Video

Nicola Hanania, MD: Precision Medicine in Pulmonology

While precision medicine is gaining momentum across the medical spectrum, its use and application in the field of pulmonology may be especially helpful, such as in airway diseases like asthma, chronic obstructive pulmonary disease (COPD), asthma-COPD overlap (ACO), and emphysema.

Nicola Hanania, MD, MS, director of the Airways Clinical Research Center at Baylor College of Medicine, spoke with MD Magazine® at the 2018 CHEST Annual Meeting in San Antonio, TX,

and described what the landscape of precision medicine looks like in pulmonology, including tools that are needed and the potential benefit they could provide.

MD Mag: What is the landscape of precision medicine in pulmonology?

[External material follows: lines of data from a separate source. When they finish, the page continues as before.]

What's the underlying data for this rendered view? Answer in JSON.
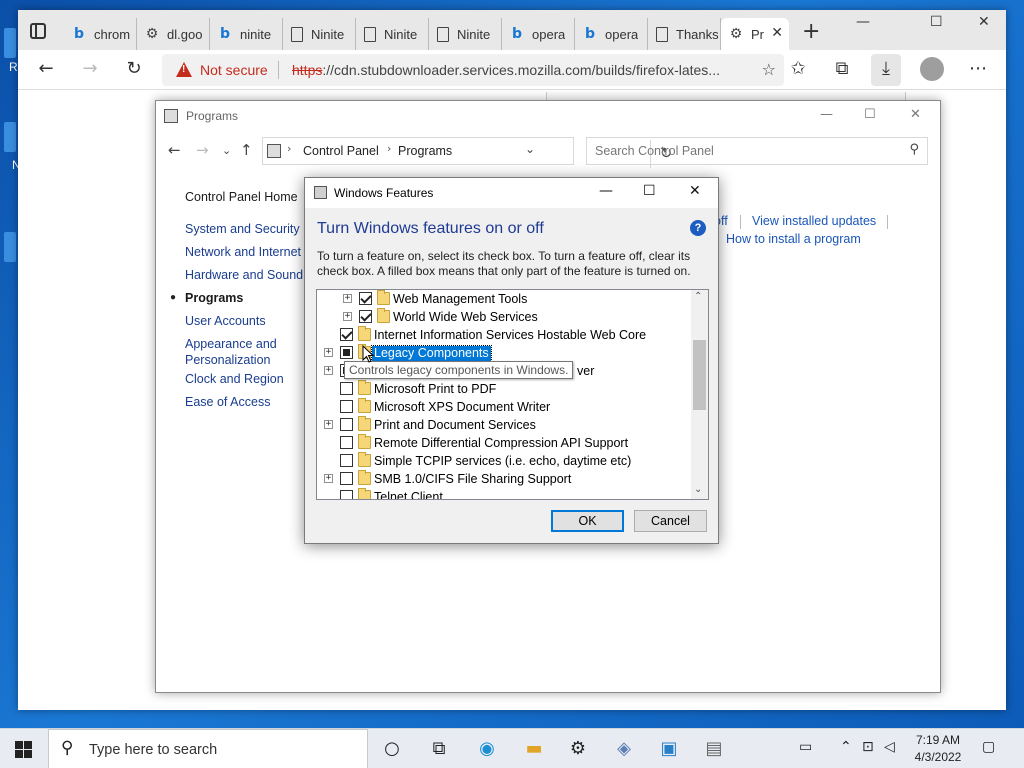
{
  "browser": {
    "tabs": [
      {
        "label": "chrom",
        "icon": "bing-icon"
      },
      {
        "label": "dl.goo",
        "icon": "gear-doc-icon"
      },
      {
        "label": "ninite",
        "icon": "bing-icon"
      },
      {
        "label": "Ninite",
        "icon": "document-icon"
      },
      {
        "label": "Ninite",
        "icon": "document-icon"
      },
      {
        "label": "Ninite",
        "icon": "document-icon"
      },
      {
        "label": "opera",
        "icon": "bing-icon"
      },
      {
        "label": "opera",
        "icon": "bing-icon"
      },
      {
        "label": "Thanks",
        "icon": "document-icon"
      },
      {
        "label": "Pr",
        "icon": "gear-doc-icon",
        "active": true
      }
    ],
    "security_label": "Not secure",
    "url_protocol": "https",
    "url_rest": "://cdn.stubdownloader.services.mozilla.com/builds/firefox-lates...",
    "accent_warning": "#c42b1c"
  },
  "control_panel": {
    "title": "Programs",
    "breadcrumb": [
      "Control Panel",
      "Programs"
    ],
    "search_placeholder": "Search Control Panel",
    "sidebar": {
      "home": "Control Panel Home",
      "items": [
        "System and Security",
        "Network and Internet",
        "Hardware and Sound",
        "Programs",
        "User Accounts",
        "Appearance and Personalization",
        "Clock and Region",
        "Ease of Access"
      ],
      "active_item": "Programs"
    },
    "links": {
      "frag_off": "off",
      "view_installed_updates": "View installed updates",
      "how_to_install": "How to install a program"
    }
  },
  "windows_features": {
    "title": "Windows Features",
    "heading": "Turn Windows features on or off",
    "description": "To turn a feature on, select its check box. To turn a feature off, clear its check box. A filled box means that only part of the feature is turned on.",
    "features": [
      {
        "label": "Web Management Tools",
        "state": "checked",
        "level": 1,
        "expandable": true
      },
      {
        "label": "World Wide Web Services",
        "state": "checked",
        "level": 1,
        "expandable": true
      },
      {
        "label": "Internet Information Services Hostable Web Core",
        "state": "checked",
        "level": 0,
        "expandable": false
      },
      {
        "label": "Legacy Components",
        "state": "partial",
        "level": 0,
        "expandable": true,
        "selected": true
      },
      {
        "label": "ver",
        "state": "partial",
        "level": 0,
        "expandable": true
      },
      {
        "label": "Microsoft Print to PDF",
        "state": "unchecked",
        "level": 0,
        "expandable": false
      },
      {
        "label": "Microsoft XPS Document Writer",
        "state": "unchecked",
        "level": 0,
        "expandable": false
      },
      {
        "label": "Print and Document Services",
        "state": "unchecked",
        "level": 0,
        "expandable": true
      },
      {
        "label": "Remote Differential Compression API Support",
        "state": "unchecked",
        "level": 0,
        "expandable": false
      },
      {
        "label": "Simple TCPIP services (i.e. echo, daytime etc)",
        "state": "unchecked",
        "level": 0,
        "expandable": false
      },
      {
        "label": "SMB 1.0/CIFS File Sharing Support",
        "state": "unchecked",
        "level": 0,
        "expandable": true
      },
      {
        "label": "Telnet Client",
        "state": "unchecked",
        "level": 0,
        "expandable": false
      }
    ],
    "tooltip": "Controls legacy components in Windows.",
    "ok_label": "OK",
    "cancel_label": "Cancel",
    "accent": "#0078d7"
  },
  "taskbar": {
    "search_placeholder": "Type here to search",
    "time": "7:19 AM",
    "date": "4/3/2022"
  },
  "desktop": {
    "edge_letter_1": "R",
    "edge_letter_2": "N"
  }
}
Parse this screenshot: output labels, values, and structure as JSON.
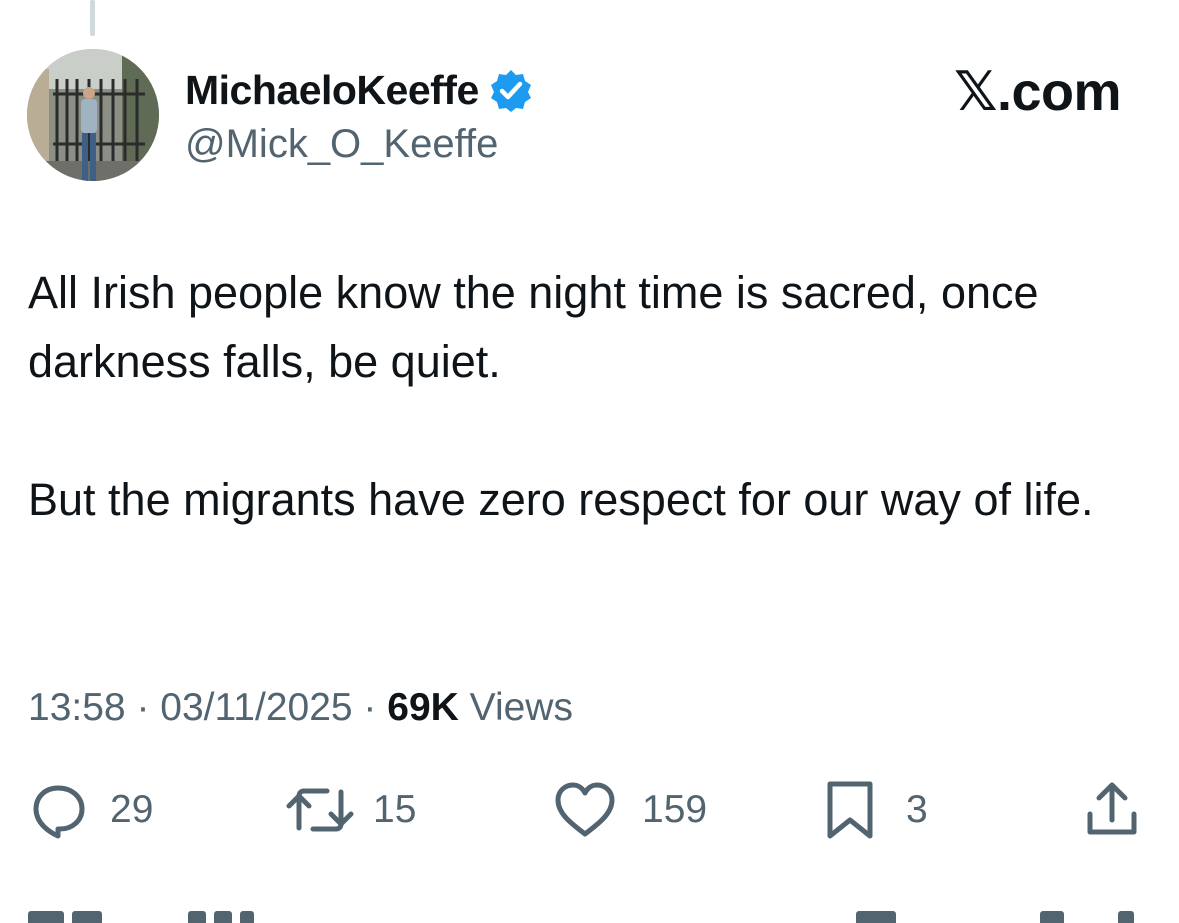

Hanania: Precision medicine, obviously, is the way to go. It will help us pick the right treatment based on the patient’s genetic, environmental, pharmacogenetic buildup, and the type of disease they have. For many years, we thought asthma and COPD are just, both of which, constitute a one-size-fit-all type of disease, but that’s not the case.

To better understand how 1 drug would work best in 1 patient compared to another, we really need to know mechanisms or endotypes. We are still at the seashore; we don’t have all the tools to do so—tools meaning biomarkers.

In asthma, we have few biomarkers that help us—blood eosinophils, sputum eosinophils, exhaled nitric oxide may be a good predictor as a biomarker, and serum IgE can help is identify the allergic phenotype.

In COPD, we actually are much further behind. Currently, maybe blood eosinophils can help us identify those inhaled steroid responders. We have some radiologic biomarkers in COPD. They’re still in the research arena, but they may also help us better identify some patients who may respond best to certain treatments.

The emphysema studies—such as the valve studies—may also help us identify those who are the best responders to this type of treatment as not every emphysema patient will respond.

We’re still a ways before we say we concluded all our work, but this is something we are striving to achieve besides therapies for these patients. We need the tools to develop, and we certainly need the studies to help us reach that goal.